Automating ALCHEMI at the nano-scale using software compatible with PC-controlled transmission electron microscopy

J Appl Crystallogr. 2022 May 25;55(Pt 3):551-557. doi: 10.1107/S1600576722003818. eCollection 2022 Jun 1.

Abstract

Atom location by channeling-enhanced microanalysis (ALCHEMI) is a technique to obtain atom-site-specific information on constituent elements in a crystalline sample by acquiring a set of core electron transition spectra while tilting the incident beam. This methodology has been extended to a more quantitative technique called high-angular-resolution electron-channeled X-ray/electron spectroscopy (HARECXS/HARECES). There is a growing demand for analyzing smaller areas, such as small particles and multilayers. However, the minimum size of a region of interest probed by the present hardware-assisted automated HARECXS/HARECES scheme is limited to no smaller than 1 µm, not only by the size of the electron probe and its convergence angle but also by the movement of the probe position associated with the beam tilt due to aberrations of the hardware system. Herein, QED (quantitative electron diffraction), a commercial plug-in working on an integrated software platform, Gatan Microscopy Suite, was modified to enable the calibration and control of the probe to resolve the aforementioned limitation. In addition, a more sophisticated scheme for QED was developed to realize the ALCHEMI method for energy-dispersive X-ray spectroscopy, electron energy-loss spectroscopy or both concurrently. This allows access to ALCHEMI and its derivative methods, automatically executed with any type of current PC-controlled commercial microscope on an area as small as 30 nm, without modifying the hardware system.

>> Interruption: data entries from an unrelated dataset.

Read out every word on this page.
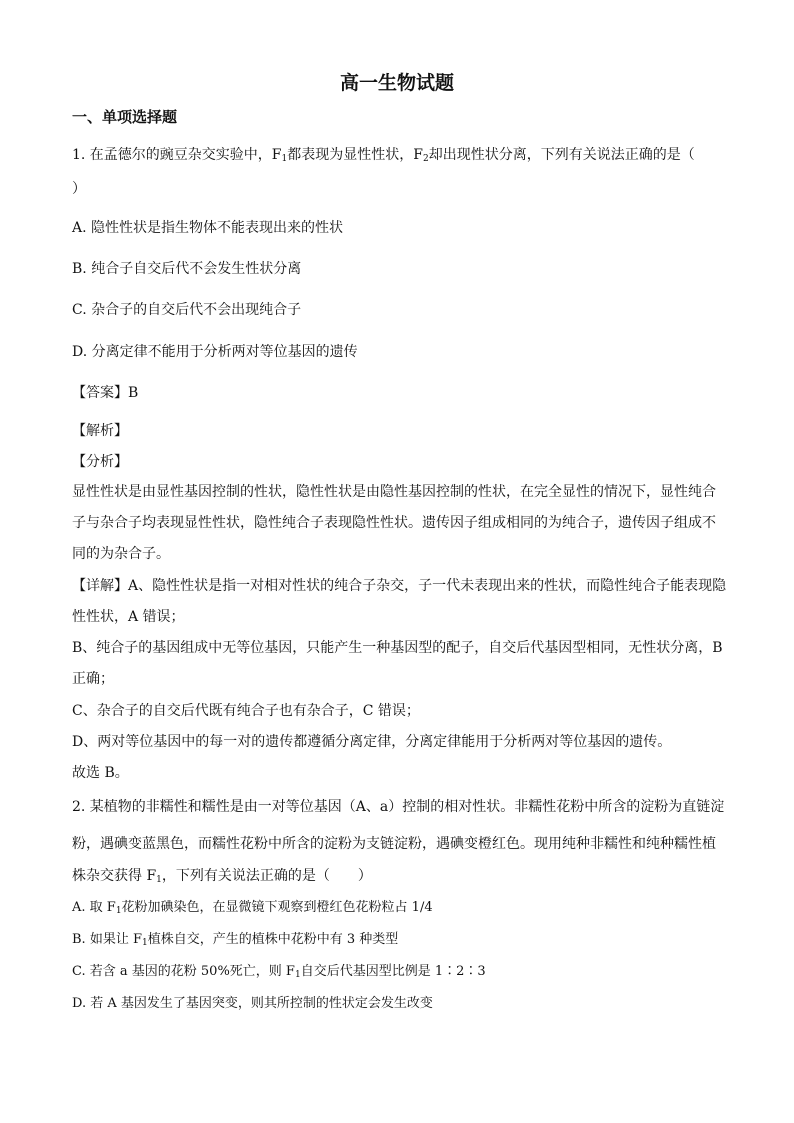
高一生物试题
一、单项选择题
1. 在孟德尔的豌豆杂交实验中，$F_1$都表现为显性性状，$F_2$却出现性状分离，下列有关说法正确的是（
）
A. 隐性性状是指生物体不能表现出来的性状
B. 纯合子自交后代不会发生性状分离
C. 杂合子的自交后代不会出现纯合子
D. 分离定律不能用于分析两对等位基因的遗传
【答案】B
【解析】
【分析】
显性性状是由显性基因控制的性状，隐性性状是由隐性基因控制的性状，在完全显性的情况下，显性纯合
子与杂合子均表现显性性状，隐性纯合子表现隐性性状。遗传因子组成相同的为纯合子，遗传因子组成不
同的为杂合子。
【详解】A、隐性性状是指一对相对性状的纯合子杂交，子一代未表现出来的性状，而隐性纯合子能表现隐
性性状，A 错误；
B、纯合子的基因组成中无等位基因，只能产生一种基因型的配子，自交后代基因型相同，无性状分离，B
正确；
C、杂合子的自交后代既有纯合子也有杂合子，C 错误；
D、两对等位基因中的每一对的遗传都遵循分离定律，分离定律能用于分析两对等位基因的遗传。
故选 B。
2. 某植物的非糯性和糯性是由一对等位基因（A、a）控制的相对性状。非糯性花粉中所含的淀粉为直链淀
粉，遇碘变蓝黑色，而糯性花粉中所含的淀粉为支链淀粉，遇碘变橙红色。现用纯种非糯性和纯种糯性植
株杂交获得 $F_1$，下列有关说法正确的是（　　）
A. 取 $F_1$花粉加碘染色，在显微镜下观察到橙红色花粉粒占 1/4
B. 如果让 $F_1$植株自交，产生的植株中花粉中有 3 种类型
C. 若含 a 基因的花粉 50%死亡，则 $F_1$自交后代基因型比例是 1∶2∶3
D. 若 A 基因发生了基因突变，则其所控制的性状定会发生改变
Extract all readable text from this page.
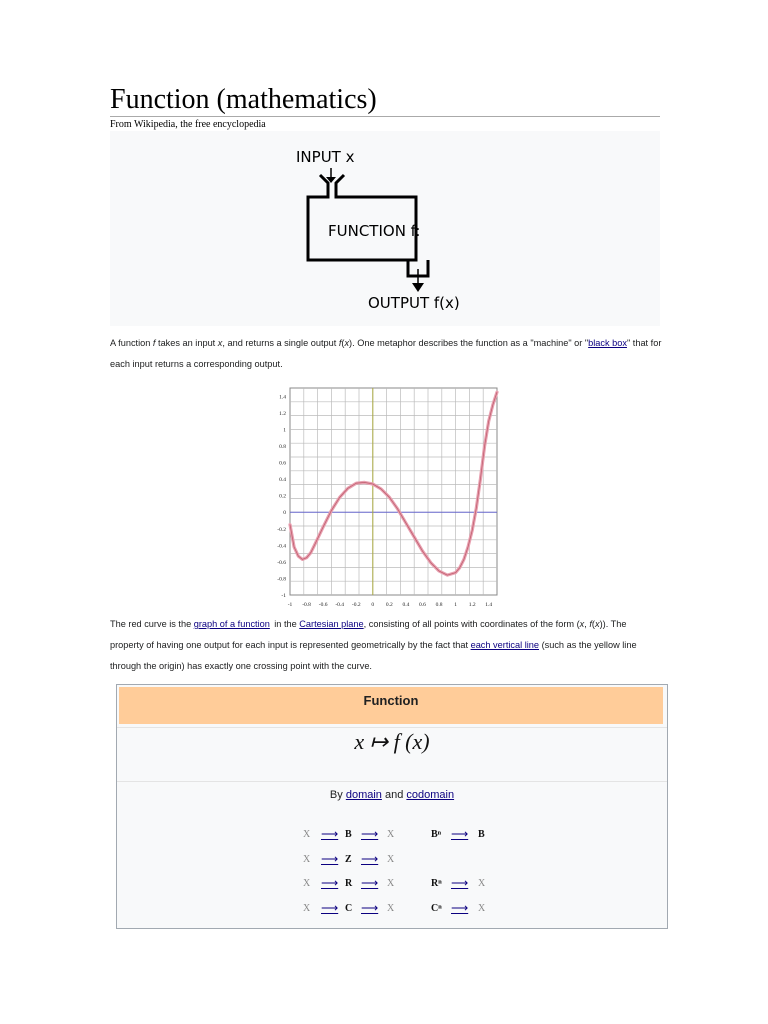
Function (mathematics)
From Wikipedia, the free encyclopedia
INPUT x
FUNCTION f:
OUTPUT f(x)

A function f takes an input x, and returns a single output f(x). One metaphor describes the function as a "machine" or "black box" that for each input returns a corresponding output.

1.4
1.2
1
0.8
0.6
0.4
0.2
0
-0.2
-0.4
-0.6
-0.8
-1
-1 -0.8 -0.6 -0.4 -0.2 0 0.2 0.4 0.6 0.8 1 1.2 1.4

The red curve is the graph of a function  in the Cartesian plane, consisting of all points with coordinates of the form (x, f(x)). The property of having one output for each input is represented geometrically by the fact that each vertical line (such as the yellow line through the origin) has exactly one crossing point with the curve.

Function
x ↦ f (x)
By domain and codomain
X ⟶ B ⟶ X	Bⁿ ⟶ B
X ⟶ Z ⟶ X
X ⟶ R ⟶ X	Rⁿ ⟶ X
X ⟶ C ⟶ X	Cⁿ ⟶ X
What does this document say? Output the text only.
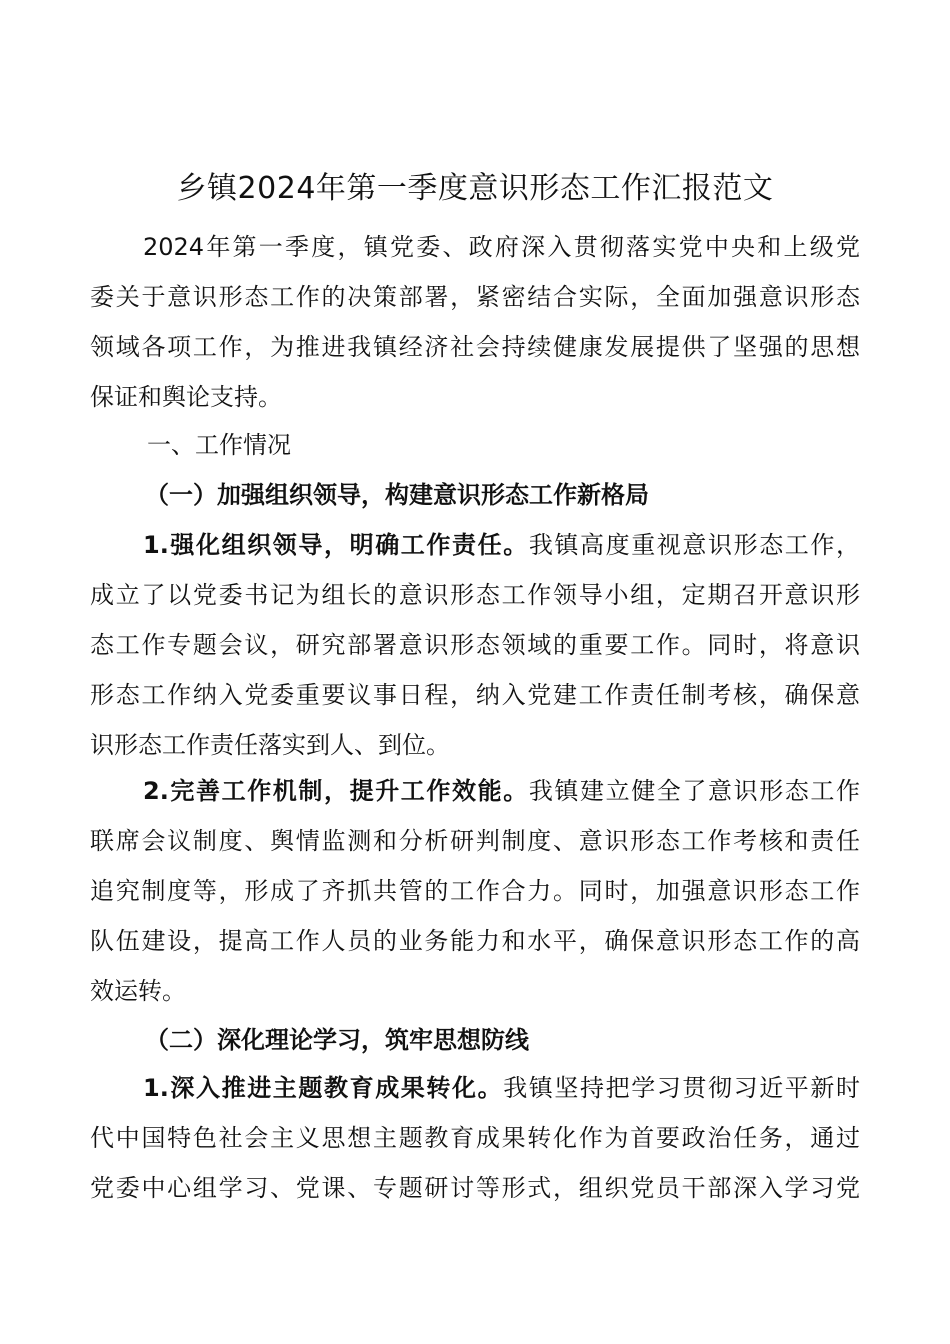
乡镇2024年第一季度意识形态工作汇报范文
2024年第一季度，镇党委、政府深入贯彻落实党中央和上级党
委关于意识形态工作的决策部署，紧密结合实际，全面加强意识形态
领域各项工作，为推进我镇经济社会持续健康发展提供了坚强的思想
保证和舆论支持。
一、工作情况
（一）加强组织领导，构建意识形态工作新格局
1.强化组织领导，明确工作责任。我镇高度重视意识形态工作，
成立了以党委书记为组长的意识形态工作领导小组，定期召开意识形
态工作专题会议，研究部署意识形态领域的重要工作。同时，将意识
形态工作纳入党委重要议事日程，纳入党建工作责任制考核，确保意
识形态工作责任落实到人、到位。
2.完善工作机制，提升工作效能。我镇建立健全了意识形态工作
联席会议制度、舆情监测和分析研判制度、意识形态工作考核和责任
追究制度等，形成了齐抓共管的工作合力。同时，加强意识形态工作
队伍建设，提高工作人员的业务能力和水平，确保意识形态工作的高
效运转。
（二）深化理论学习，筑牢思想防线
1.深入推进主题教育成果转化。我镇坚持把学习贯彻习近平新时
代中国特色社会主义思想主题教育成果转化作为首要政治任务，通过
党委中心组学习、党课、专题研讨等形式，组织党员干部深入学习党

Keywords: automated probe shift correction; electron channeling; electron energy-loss spectroscopy; energy-dispersive X-ray spectroscopy; nano-scale analysis; site-selective microanalysis.

Grants and funding

This work was supported in part by Grants-in-Aid for Scientific Research (KAKENHI) on Innovative Areas ‘Interface IONICS’ (grant Nos. JP19H05813 and JP19H05815), Scientific Research (A) (grant No. 21H04616) and Scientific Research (C) (grant No. 20K05088) from the Japan Society for Promotion of Science.